I’m fairly certain that K got the virus from her housemates. Over the past few weeks, I’ve listened as phone calls came in. Her housemates went to a party. They had guys over. A gang of them stayed up drinking. Pretty normal college stuff — potentially annoying to the straight-A student athlete worried about hanging onto her scholarships, but not life-threatening. Of course, nothing is normal these days. So on top of the usual stress of grades, living far from home, endless practices and drills and time spent working out, scraping by on money saved from summer and winter break catering jobs, K has shouldered the fear that she would contract a disease despite taking every precaution. (K seems to be getting over COVID, thankfully, but we can only hope and wait and see if she has any longterm complications.)

It’s too much to ask a young person, someone in their late teens or early 20s, to be responsible for policing three housemates. Just like it’s too much to expect 328 million Americans to get through this never-ending crisis safely without leadership. We were all asked to simultaneously become experts at risk assessment and viral vectors and to slog through a knee-capped economy with a one-time $1,200 check as our only aid.

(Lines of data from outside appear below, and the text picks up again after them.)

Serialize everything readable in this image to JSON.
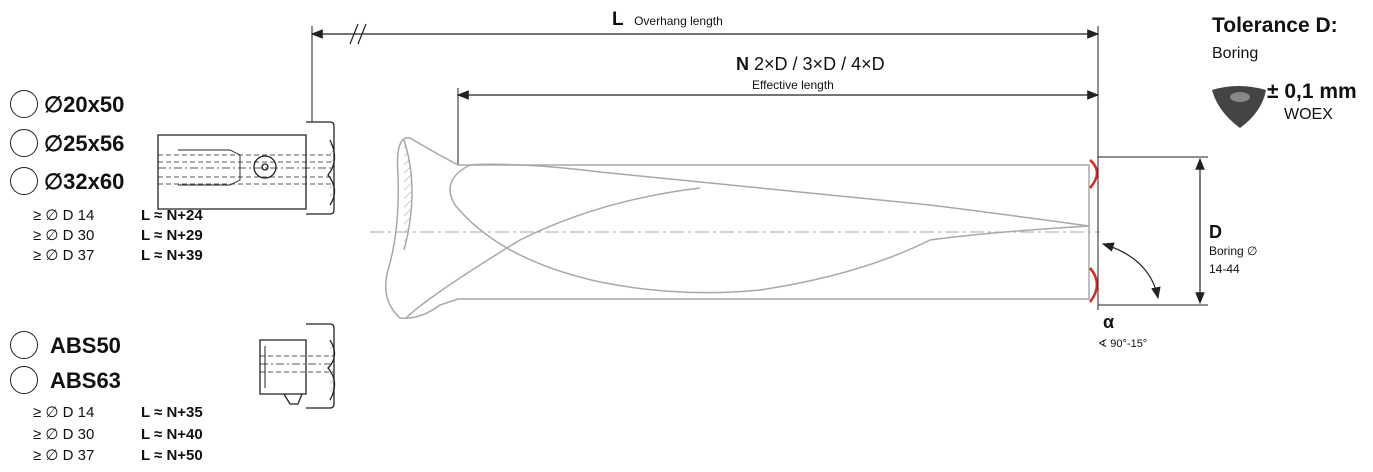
{
  "holders_cylindrical": [
    {
      "label": "∅20x50"
    },
    {
      "label": "∅25x56"
    },
    {
      "label": "∅32x60"
    }
  ],
  "rules_cylindrical": [
    {
      "d": "≥ ∅ D 14",
      "f": "L ≈ N+24"
    },
    {
      "d": "≥ ∅ D 30",
      "f": "L ≈ N+29"
    },
    {
      "d": "≥ ∅ D 37",
      "f": "L ≈ N+39"
    }
  ],
  "holders_abs": [
    {
      "label": "ABS50"
    },
    {
      "label": "ABS63"
    }
  ],
  "rules_abs": [
    {
      "d": "≥ ∅ D 14",
      "f": "L ≈ N+35"
    },
    {
      "d": "≥ ∅ D 30",
      "f": "L ≈ N+40"
    },
    {
      "d": "≥ ∅ D 37",
      "f": "L ≈ N+50"
    }
  ],
  "dim_L": {
    "symbol": "L",
    "text": "Overhang length"
  },
  "dim_N": {
    "symbol": "N",
    "values": "2×D / 3×D / 4×D",
    "text": "Effective length"
  },
  "dim_D": {
    "symbol": "D",
    "line1": "Boring ∅",
    "line2": "14-44"
  },
  "dim_alpha": {
    "symbol": "α",
    "text": "∢ 90°-15°"
  },
  "tolerance": {
    "title": "Tolerance D:",
    "subtitle": "Boring",
    "value": "± 0,1 mm",
    "insert": "WOEX"
  },
  "colors": {
    "line": "#222222",
    "tool": "#a8a8a8",
    "accent": "#e0251b"
  }
}
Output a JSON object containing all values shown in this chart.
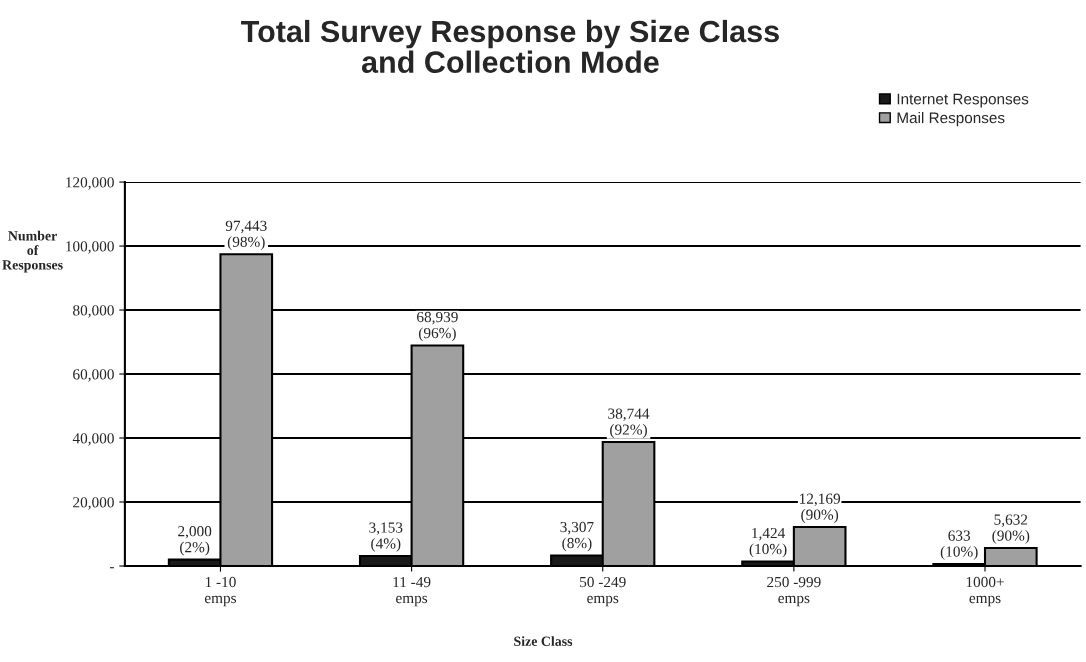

We’re all juggling family and careers and safety and deferred milestones, and it’s all happening while our federal government refuses to fight a sophisticated and expensive foreign disinformation campaign. Not only has help been withheld, but actively dangerous threats are being ignored.

This never should have happened, but it feels like it was always going to happen. It feels as though the Senate has been on vacation for months. It seems as though K’s university’s plan began and ended with “collect the tuition checks.”

“I was tired, but I’m always tired, so I didn’t think anything of it,” I heard her say over the phone last night. When her housemates tested positive, the university didn’t step in to provide accommodations. No, they were quarantined with K, who had, at that point, tested negative. The university that’s profiting off of K’s athleticism locked her up with infected people. It’s no surprise that she tested positive soon after, at one of the routine checks she has to take in order to keep playing soccer.

I don’t know what help I can offer K, but I can say that the abdication of leadership that left her unprotected seems to be an across-the-board phenomenon.

Governor Bill Lee

President Trump is on tape admitting he knew about the severity of COVID-19, but he chose to claim it would disappear by Easter. Closer to home, our good ole boy Gov. Bill Lee can’t work up the guts to issue a life-saving statewide mask mandate, condemn the president’s lies, disburse federal funds to families in need, or to fight the virus and the economic downturn it continues to cause in any meaningful way. Instead he’s focused on an unconstitutional anti-abortion bill and an executive order to allow contact sports. Football, he says, is a way of life. An autumn without football would be unimaginable, a tragedy.

Well, call me crazy, but almost 2,000 Tennesseans dying of a preventable disease is a tragedy. College athletes sacrificing their lives and future health to provide unpaid entertainment is a tragedy.

Let’s demand more of our leaders, who will fight to our deaths to protect their freedom to watch football but remain silent when we ask for the freedom to live free of disease.

Jesse Davis is the Flyer copy editor, book editor, and a staff writer.